The most encouraging thing about the defensive line play may have been the fact that we genuinely did see a stream of bodies in there all game: Alvis, Nardo, Mike Daniels, and Broderick Binns started, but Lebron Daniel, Joe Forgy, Carl Davis, and Darian Cooper were also rotated in there, which may be the recipe for success in 2011. This defensive line doesn't have studs like Adrian Clayborn, Christian Ballard, or Karl Klug that it can rely on series after series, so throwing wave after wave of fresh bodies at the problem may be the best solution. They did get better pressure (including three sacks) than they had in weeks past, which was encouraging.
* WANTED: Marcus Coker's speed. Last seen in the 2010 Insight Bowl. There are a lot of factors at work in Marcus Coker's underwhelming start to the 2011 season. Ferentz noted after the game that Coker missed considerable time during training camp due to injury (You Know Who strikes again!). Defenses loaded up to stop the run (and an offensive gameplan that's most common response has been simply to keep running into that brick wall and hope it crumbled). And the offensive line has been inconsistent as well. But part of the blame also falls on Coker, who bears only a passing resemblance to the running back who terrorized the Missouri defense in the 2010 Insight Bowl and had Iowa fans dreaming of Big Ten rushing titles. He's looked slow and indecisive, spending entirely too much trying to change direction or thinking about his run rather than, well, running. We don't need Coker to make the perfect run every single carry -- we just need him to make good runs and those have been in painfully short supply so far. Which, frankly, is yet another reason why it makes so little sense to continue to cling to a run-first offensive gameplan. Hopefully the things Marcus can't control will get fixed -- the offensive gameplans improve and the offensive line will play more consistently -- and he'll fix the elements he can control (the indecision, the overthinking, etc.).

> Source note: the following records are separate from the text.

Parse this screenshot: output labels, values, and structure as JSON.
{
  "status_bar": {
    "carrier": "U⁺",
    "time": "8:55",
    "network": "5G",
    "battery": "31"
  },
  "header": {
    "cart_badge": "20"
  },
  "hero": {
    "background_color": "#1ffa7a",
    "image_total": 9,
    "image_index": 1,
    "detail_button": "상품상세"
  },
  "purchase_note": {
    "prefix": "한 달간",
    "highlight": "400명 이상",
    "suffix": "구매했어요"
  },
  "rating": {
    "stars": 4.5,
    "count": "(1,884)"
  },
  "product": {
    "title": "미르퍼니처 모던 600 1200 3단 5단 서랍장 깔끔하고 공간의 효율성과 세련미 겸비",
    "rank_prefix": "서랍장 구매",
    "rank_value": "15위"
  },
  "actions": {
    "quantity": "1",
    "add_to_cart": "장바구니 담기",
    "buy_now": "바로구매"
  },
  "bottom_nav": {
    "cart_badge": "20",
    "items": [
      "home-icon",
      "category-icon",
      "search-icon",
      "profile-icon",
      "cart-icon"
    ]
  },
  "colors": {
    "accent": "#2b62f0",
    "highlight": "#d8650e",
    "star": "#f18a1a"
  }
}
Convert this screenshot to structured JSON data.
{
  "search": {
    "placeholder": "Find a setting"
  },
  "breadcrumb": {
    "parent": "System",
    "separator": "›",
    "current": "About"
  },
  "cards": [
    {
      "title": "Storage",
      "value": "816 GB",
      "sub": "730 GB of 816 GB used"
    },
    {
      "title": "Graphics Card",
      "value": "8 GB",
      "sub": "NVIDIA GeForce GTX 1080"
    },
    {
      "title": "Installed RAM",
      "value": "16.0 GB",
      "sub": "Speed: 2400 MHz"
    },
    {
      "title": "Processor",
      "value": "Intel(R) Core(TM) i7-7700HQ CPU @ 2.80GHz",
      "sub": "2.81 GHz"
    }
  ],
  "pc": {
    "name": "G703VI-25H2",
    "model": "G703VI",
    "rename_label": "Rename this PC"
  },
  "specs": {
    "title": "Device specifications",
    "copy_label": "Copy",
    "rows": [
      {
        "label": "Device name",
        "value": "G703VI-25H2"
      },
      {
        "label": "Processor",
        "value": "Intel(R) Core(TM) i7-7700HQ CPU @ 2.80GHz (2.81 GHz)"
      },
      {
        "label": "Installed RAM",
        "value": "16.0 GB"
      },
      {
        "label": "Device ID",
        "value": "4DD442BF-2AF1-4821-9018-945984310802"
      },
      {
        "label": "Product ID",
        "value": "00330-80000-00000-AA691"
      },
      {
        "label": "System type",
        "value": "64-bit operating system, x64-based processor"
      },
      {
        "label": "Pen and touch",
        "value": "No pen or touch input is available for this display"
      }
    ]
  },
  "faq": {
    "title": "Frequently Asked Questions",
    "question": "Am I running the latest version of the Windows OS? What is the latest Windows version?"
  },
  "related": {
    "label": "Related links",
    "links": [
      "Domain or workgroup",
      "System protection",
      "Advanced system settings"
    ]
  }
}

* Special teams: still a mixed bag. A week after going 4/4 on field goals (including a 50-yard bomb), Mike Meyer had a far less impressive day Saturday, going 1/3 on field goals. He bonked a 40-yard field goal attempt off the post (which really ought to be worth a point, no? It's hard to hit a target that narrow!) and pulled a 50-yard attempt wide right. Missing a 50-yard field goal is hardly something to begrudge him for (most college kickers aren't going to make 50-yarders consistently), but Iowa can ill afford to have him miss many 40-yard attempts. On the bright side, Eric Guthrie wound up having a strong game -- he had six punts for 273 yards (an average of almost 46 yards per punt) and until the offense woke up from its slumber late in the third quarter, he seemed like the runaway pick for man of the match. The coverage units were more of a mixed bag: the coverage generally wasn't as egregiously awful as they were against Iowa State, but until the final two kickoffs in the fourth quarter (where the coverage was excellent) it still wasn't exactly good, per se. So, baby steps?